CAPEC-560: Use of Known Domain Credentials
An adversary guesses or obtains (i.e. steals or purchases) legitimate credentials (e.g. userID/password) to achieve authentication and to perform authorized actions under the guise of an authenticated user or service.
CAPEC-565: Password Spraying
In a Password Spraying attack, an adversary tries a small list (e.g. 3-5) of common or expected passwords, often matching the target's complexity policy, against a known list of user accounts to gain valid credentials. The adversary tries a particular password for each user account, before moving onto the next password in the list. This approach assists the adversary in remaining undetected by avoiding rapid or frequent account lockouts. The adversary may then reattempt the process with additional passwords, once enough time has passed to prevent inducing a lockout.
CAPEC-600: Credential Stuffing
An adversary tries known username/password combinations against different systems, applications, or services to gain additional authenticated access. Credential Stuffing attacks rely upon the fact that many users leverage the same username/password combination for multiple systems, applications, and services.

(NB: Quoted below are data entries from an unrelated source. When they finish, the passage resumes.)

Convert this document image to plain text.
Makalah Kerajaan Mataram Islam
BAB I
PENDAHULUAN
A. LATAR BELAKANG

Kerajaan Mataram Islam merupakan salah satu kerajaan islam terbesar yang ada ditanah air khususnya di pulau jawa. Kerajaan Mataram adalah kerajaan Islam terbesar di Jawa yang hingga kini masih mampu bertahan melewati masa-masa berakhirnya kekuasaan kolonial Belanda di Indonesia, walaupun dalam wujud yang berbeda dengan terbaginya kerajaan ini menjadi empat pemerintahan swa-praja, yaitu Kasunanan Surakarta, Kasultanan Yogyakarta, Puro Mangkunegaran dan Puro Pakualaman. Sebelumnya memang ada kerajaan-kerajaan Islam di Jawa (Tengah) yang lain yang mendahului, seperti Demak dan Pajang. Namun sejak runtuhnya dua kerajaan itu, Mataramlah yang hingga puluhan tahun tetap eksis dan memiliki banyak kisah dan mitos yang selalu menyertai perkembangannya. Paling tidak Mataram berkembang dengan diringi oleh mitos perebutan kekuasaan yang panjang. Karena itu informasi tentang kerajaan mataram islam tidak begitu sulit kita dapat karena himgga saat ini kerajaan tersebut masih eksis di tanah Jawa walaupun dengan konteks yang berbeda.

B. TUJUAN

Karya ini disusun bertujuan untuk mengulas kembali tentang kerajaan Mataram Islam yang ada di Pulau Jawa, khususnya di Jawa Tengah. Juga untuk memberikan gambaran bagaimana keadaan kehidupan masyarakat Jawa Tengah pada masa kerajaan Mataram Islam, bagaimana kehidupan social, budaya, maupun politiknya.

CAPEC-652: Use of Known Kerberos Credentials
An adversary obtains (i.e. steals or purchases) legitimate Kerberos credentials (e.g. Kerberos service account userID/password or Kerberos Tickets) with the goal of achieving authenticated access to additional systems, applications, or services within the domain.
CAPEC-653: Use of Known Operating System Credentials
An adversary guesses or obtains (i.e. steals or purchases) legitimate operating system credentials (e.g. userID/password) to achieve authentication and to perform authorized actions on the system, under the guise of an authenticated user or service. This applies to any Operating System.